8. Il ressort des pièces du dossier que les bassins de vie de Clermont-L'Hérault, Gignac, Paulhan et Lodève, dont les indicateurs d'APL relevés sont respectivement de 19,13, de 18,10, de 16,78 et de 13,79, ont été classés par l'arrêté du 31 juillet 2020 en zone intermédiaire. Il est constant que, pour la définition de ces zonages, le directeur de l'agence régionale de santé Occitanie s'est fondé sur le classement des bassins de vie en fonction de leur indicateur d'accessibilité potentielle localisée, en application de l'arrêté du 17 octobre 2019 et de l'avenant n°4 à la convention nationale des sages-femmes. Si les données d'équivalent temps-plein de sage-femme prises en compte pour calculer l'indicateur d'APL pour ces quatre bassins de vie datent de 2017, les appelantes ne démontrent pas, par la seule énumération des différentes sages-femmes intervenant sur les territoires concernés, certaines intervenant d'ailleurs sur plusieurs bassins de vie, que ces données sont obsolètes, ni que les bassins de vie de Clermont-L'Hérault, Gignac, Paulhan et Lodève se caractérisent par un indicateur d'APL devenu supérieur à 20,3. Dès lors, les appelantes ne sont pas fondées à soutenir que l'arrêté du directeur de l'agence régionale de santé Occitanie du 31 juillet 2020 serait devenu illégal du fait d'un changement de circonstances de fait. Par suite, la décision par laquelle cette autorité a implicitement refusé d'abroger son arrêté du 31 juillet 2020 en tant qu'il classe en zones intermédiaires les bassins de vie Clermont-l'Hérault, Paulhan, Gignac et Lodève n'est pas entachée d'illégalité.

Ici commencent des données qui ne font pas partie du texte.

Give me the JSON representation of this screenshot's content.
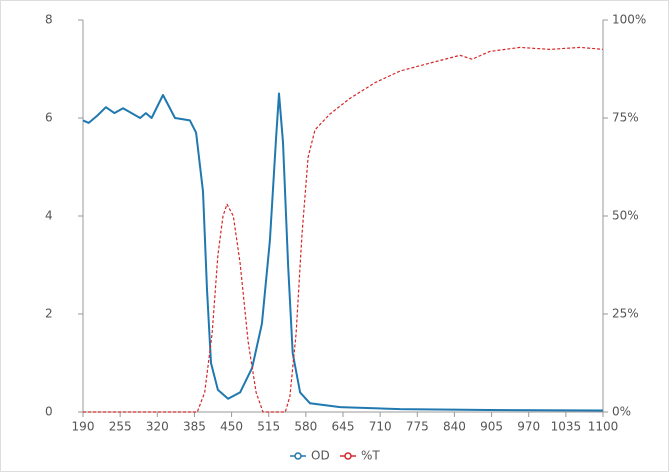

9. Il résulte de tout ce qui précède que, sans qu'il soit besoin d'examiner la fin de non-recevoir opposée en défense, Mmes D... et C... ne sont pas fondées à se plaindre de ce que, par le jugement attaqué, le tribunal administratif de Montpellier a rejeté leur demande. Par voie de conséquence, leurs conclusions d'appel à fin d'annulation de la décision implicite du directeur de l'agence régionale de santé et à fin d'injonctions ne peuvent qu'être rejetées.
Sur les frais exposés à l'occasion du litige :
10. Les dispositions de l'article L. 761-1 du code de justice administrative font obstacle à ce que soit mise à la charge de l'agence régionale de santé Occitanie, qui n'est pas, dans la présente instance, la partie perdante, la somme demandée par Mmes D... et C... au titre des frais exposés par elles et non compris dans les dépens.
D E C I D E :
Article 1er : La requête de Mme D... et de Mme C... est rejetée.
Article 2 : Le présent arrêt sera notifié à Mme A... D..., à Mme B... C... et à l'agence régionale de santé Occitanie.
Délibéré après l'audience du 8 octobre 2024, à laquelle siégeaient :
Mme Geslan-Demaret, présidente de chambre,
Mme Teuly-Desportes, présidente assesseure,
Mme Dumez-Fauchille, première conseillère.
Rendu public par mise à disposition au greffe le 22 octobre 2024.
La rapporteure,
V. Dumez-Fauchille
La présidente,
A. Geslan-Demaret La greffière,
M-M. Maillat
La République mande et ordonne à la ministre de la santé et de l'accès aux soins en ce qui la concerne ou à tous commissaires de justice à ce requis en ce qui concerne les voies de droit commun contre les parties privées, de pourvoir à l'exécution du présent arrêt.